Naruto merasa tidak harus menyesal telah membatalkan perjalanannya ke Las Vegas. Ia perlu memikirkan masa depan yang menurutnya lebih penting. Padahal, ia tidak menyangka harus terlibat perasaan pada anak perempuan. Memikirkan omong kosong yang kemudian menjadi tujuannya.
Setelah pertemuannya dengan Hinata Hyuuga beberapa tahun silam, mengantarkan Naruto pada sekolah elite yang tak pernah dibayangkannya. Ia seharusnya tinggal di luar negeri, menempati rumah sederhana di negara penuh dosa itu—mendiang orangtuanya menjadikan Las Vegas bukan sekadar kota yang dapat mereka singgahi sementara waktu ketika hari libur tiba.
Meski kota dosa itu sendiri penuh kenangan akan cinta kedua orangtuanya yang berakhir tragis, nyawa mereka terenggut bersama pada sebuah insiden penembakan, Naru sendiri tidak pernah benci pada Las Vegas, karena tempat itu tidak pantas dipersalahkan.

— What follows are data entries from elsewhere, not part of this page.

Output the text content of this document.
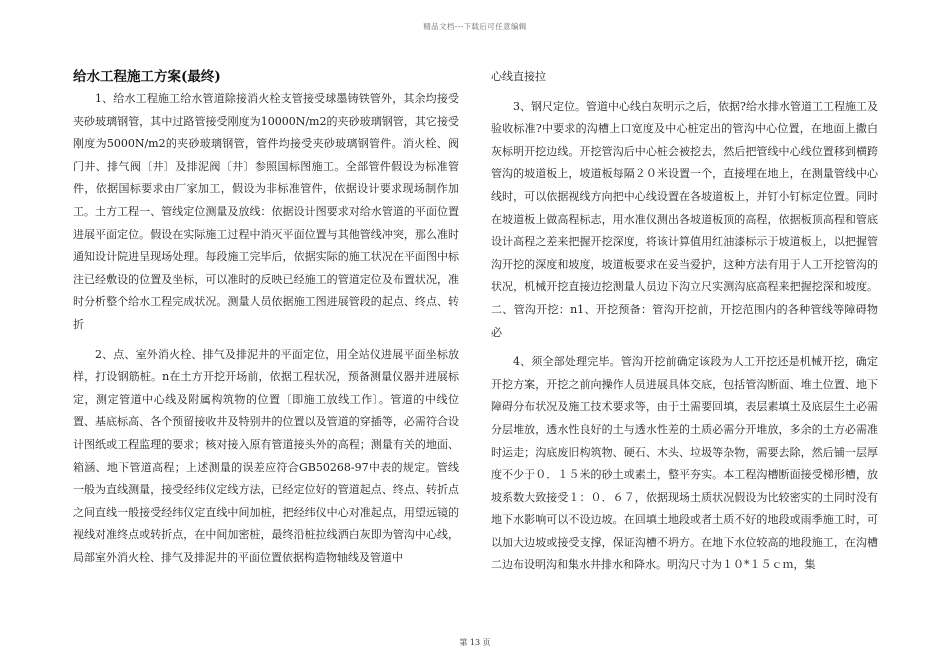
精品文档---下载后可任意编辑
给水工程施工方案(最终)

1、给水工程施工给水管道除接消火栓支管接受球墨铸铁管外，其余均接受夹砂玻璃钢管，其中过路管接受刚度为10000N/m2的夹砂玻璃钢管，其它接受刚度为5000N/m2的夹砂玻璃钢管，管件均接受夹砂玻璃钢管件。消火栓、阀门井、排气阀〔井〕及排泥阀〔井〕参照国标图施工。全部管件假设为标准管件，依据国标要求由厂家加工，假设为非标准管件，依据设计要求现场制作加工。土方工程一、管线定位测量及放线：依据设计图要求对给水管道的平面位置进展平面定位。假设在实际施工过程中消灭平面位置与其他管线冲突，那么准时通知设计院进呈现场处理。每段施工完毕后，依据实际的施工状况在平面图中标注已经敷设的位置及坐标，可以准时的反映已经施工的管道定位及布置状况，准时分析整个给水工程完成状况。测量人员依据施工图进展管段的起点、终点、转折

2、点、室外消火栓、排气及排泥井的平面定位，用全站仪进展平面坐标放样，打设钢筋桩。n在土方开挖开场前，依据工程状况，预备测量仪器并进展标定，测定管道中心线及附属构筑物的位置〔即施工放线工作〕。管道的中线位置、基底标高、各个预留接收井及特别井的位置以及管道的穿插等，必需符合设计图纸或工程监理的要求；核对接入原有管道接头外的高程；测量有关的地面、箱涵、地下管道高程；上述测量的误差应符合GB50268-97中表的规定。管线一般为直线测量，接受经纬仪定线方法，已经定位好的管道起点、终点、转折点之间直线一般接受经纬仪定直线中间加桩，把经纬仪中心对准起点，用望远镜的视线对准终点或转折点，在中间加密桩，最终沿桩拉线洒白灰即为管沟中心线，局部室外消火栓、排气及排泥井的平面位置依据构造物轴线及管道中

心线直接拉

3、钢尺定位。管道中心线白灰明示之后，依据?给水排水管道工工程施工及验收标准?中要求的沟槽上口宽度及中心桩定出的管沟中心位置，在地面上撒白灰标明开挖边线。开挖管沟后中心桩会被挖去，然后把管线中心线位置移到横跨管沟的坡道板上，坡道板每隔２０米设置一个，直接埋在地上，在测量管线中心线时，可以依据视线方向把中心线设置在各坡道板上，并钉小钉标定位置。同时在坡道板上做高程标志，用水准仪测出各坡道板顶的高程，依据板顶高程和管底设计高程之差来把握开挖深度，将该计算值用红油漆标示于坡道板上，以把握管沟开挖的深度和坡度，坡道板要求在妥当爱护，这种方法有用于人工开挖管沟的状况，机械开挖直接边挖测量人员边下沟立尺实测沟底高程来把握挖深和坡度。二、管沟开挖：n1、开挖预备：管沟开挖前，开挖范围内的各种管线等障碍物必

4、须全部处理完毕。管沟开挖前确定该段为人工开挖还是机械开挖，确定开挖方案，开挖之前向操作人员进展具体交底，包括管沟断面、堆土位置、地下障碍分布状况及施工技术要求等，由于土需要回填，表层素填土及底层生土必需分层堆放，透水性良好的土与透水性差的土质必需分开堆放，多余的土方必需准时运走；沟底废旧构筑物、硬石、木头、垃圾等杂物，需要去除，然后铺一层厚度不少于０．１５米的砂土或素土，整平夯实。本工程沟槽断面接受梯形槽，放坡系数大致接受１：０．６７，依据现场土质状况假设为比较密实的土同时没有地下水影响可以不设边坡。在回填土地段或者土质不好的地段或雨季施工时，可以加大边坡或接受支撑，保证沟槽不坍方。在地下水位较高的地段施工，在沟槽二边布设明沟和集水井排水和降水。明沟尺寸为１０*１５ｃｍ，集

第 13 页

Tahun ini ia merasakan sesuatu yang amat sia-sia, dan mungkin harusnya segera mengakhirinya, kalau memang tidak ada keberanian untuk menghadapi perasaannya yang membingungkan, ia lebih baik menyerah akan tujuan tentang meraih cinta. Meskipun dirinya tak dapat menghindari, tak peduli ini bagian obsesi, Naru menginginkan gadis itu untuk menjadi miliknya.
Seandainya ia berani mengambil risiko, Naru berharap bisa memilih jalan alternatif yang lebih cepat, tapi dia tidak cukup berani untuk menanggung segala risiko itu. Karena bagi pemuda itu sendiri, menambah rumit tidak akan berakhir baik.
Sebelum Naru menggeser pintu di kelasnya, ia menenangkan perasaannya, tak tidur dalam semalaman, juga telah diserang alkohol habis-habisan membuatnya takut mengambil langkah. Kakeknya tak pernah melarang dirinya untuk mendekati gadis itu, ketika sang kakek berpegang teguh pada hukum-hukum kuno tentang akan setianya para samurai dalam membalas kebaikan seseorang, Jiraiya menginginkan cucunya untuk membalas bukan hanya dari materi saja. "Tidak perlu mundur lagi, jika kau menginginkannya, mau sebagai gundik atau memang akan kau jadikan sebagai kekasihmu, istrimu, itu adalah hakmu. Menempatkan gadis itu di tempat yang layak sudah sepantasnya, mengingat apa yang sudah dia berikan padamu."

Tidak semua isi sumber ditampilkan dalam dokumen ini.